Allen SappAllen Dwight Sapp, Jr. was born in Philadelphia on 10 December 1922. He was educated at Harvard University, studying composition with Walter Piston and Irving Fine (A.B. 1942), and subsequently engaged in private lessons with Aaron Copland and Nadia Boulanger on a J.K. Paine Fellowship (1942-43). During World War II Sapp served as a cryptanalyst, and following the war served as Chief Cryptanalyst and Chief of Code Research of the Civil Censorship Division, European Theater. He returned to Harvard for graduate work in 1948, and served on the faculty there from 1950 to 1958. Sapp’s music of this period employs serial techniques (introduced in his Suite for Piano and Piano Trio of 1949), but generally within a modal, neoclassic, and broadly lyrical context.

After a brief tenure at Wellesley College (1958-61), Sapp was appointed Chairman of the Music Department at the University of Buffalo (later, State University of New York at Buffalo) in 1961. Together with Lukas Foss (Music Director of the Buffalo Philharmonic), Sapp founded the Center of the Creative and Performing Arts at SUNY-Buffalo, transforming Buffalo into one of the major centers for experimental music in the 1960s and 1970s.
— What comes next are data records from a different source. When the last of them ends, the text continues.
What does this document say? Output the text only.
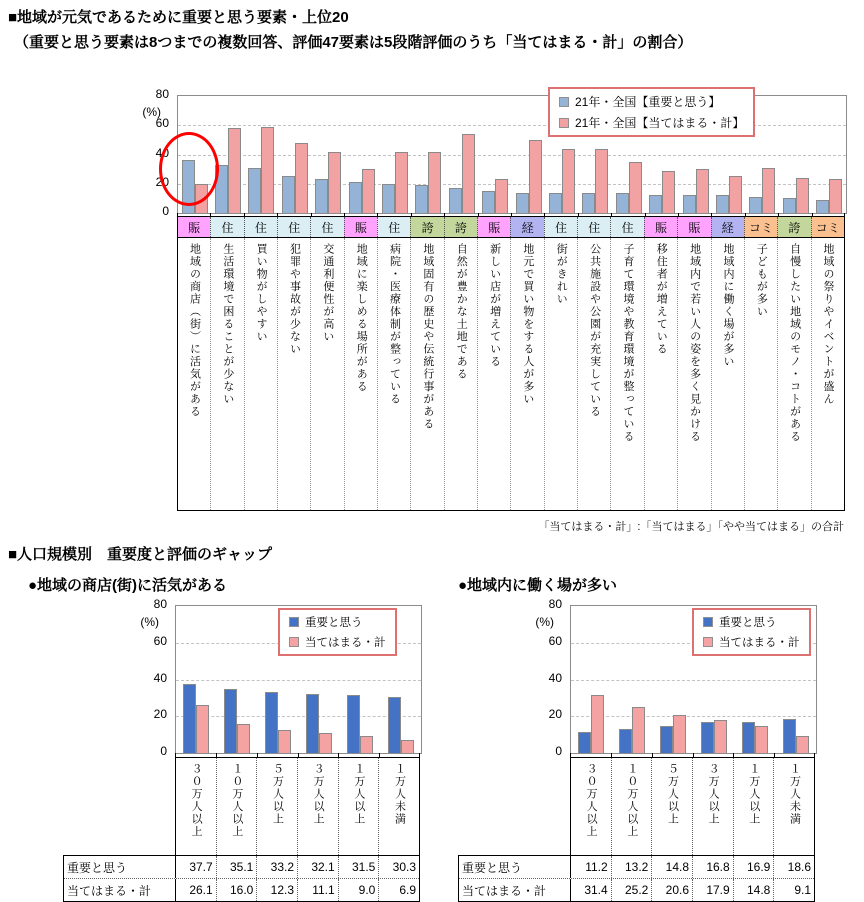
■地域が元気であるために重要と思う要素・上位20
（重要と思う要素は8つまでの複数回答、評価47要素は5段階評価のうち「当てはまる・計」の割合）
0
20
40
60
80
(%)
21年・全国【重要と思う】
21年・全国【当てはまる・計】
賑	住	住	住	住	賑	住	誇	誇	賑	経	住	住	住	賑	賑	経	コミ	誇	コミ
地域の商店（街）に活気がある 生活環境で困ることが少ない 買い物がしやすい 犯罪や事故が少ない 交通利便性が高い 地域に楽しめる場所がある 病院・医療体制が整っている 地域固有の歴史や伝統行事がある 自然が豊かな土地である 新しい店が増えている 地元で買い物をする人が多い 街がきれい 公共施設や公園が充実している 子育て環境や教育環境が整っている 移住者が増えている 地域内で若い人の姿を多く見かける 地域内に働く場が多い 子どもが多い 自慢したい地域のモノ・コトがある 地域の祭りやイベントが盛ん
「当てはまる・計」:「当てはまる」「やや当てはまる」の合計
■人口規模別　重要度と評価のギャップ
●地域の商店(街)に活気がある	●地域内に働く場が多い
0
20
40
60
80
(%)	重要と思う
当てはまる・計
３０万人以上	１０万人以上	５万人以上	３万人以上	１万人以上	１万人未満
重要と思う	37.7	35.1	33.2	32.1	31.5	30.3
当てはまる・計	26.1	16.0	12.3	11.1	9.0	6.9
0
20
40
60
80
(%)	重要と思う
当てはまる・計
３０万人以上	１０万人以上	５万人以上	３万人以上	１万人以上	１万人未満
重要と思う	11.2	13.2	14.8	16.8	16.9	18.6
当てはまる・計	31.4	25.2	20.6	17.9	14.8	9.1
Among the musicians associated with the Center who proceeded to have notable professional careers were George Crumb, Richard Dufallo, Don Ellis, Vinko Globokar, Henri Posseur, Terry Riley, Frederic Rzewski, David Tudor, and Paul Zukofsky. Sapp also held several important leadership positions in arts organizations, most notably as Executive Director of the American Council for the Arts in Education (1972-74) and Project Arts/Worth (1971-74).

In 1975 he accepted the offices of Provost of the Division of Communication and the Arts and Director of Cultural Affairs at Florida State University, but in 1978 resigned to become Dean of the University of Cincinnati College-Conservatory of Music. He relinquished administrative responsibilities there in 1980 to assume a post as Professor of Composition, devoting his energies fully toward teaching and composition. After nearly two decades of relative inactivity in composing, Sapp created more than 60 works in the 1980s and early 1990s. Some of his later works break away from classical formal models, using a higher degree of experimentalism and an expanded dramatic range.

On January 4, 1999, Allen Sapp passed away at his home in Cincinnati.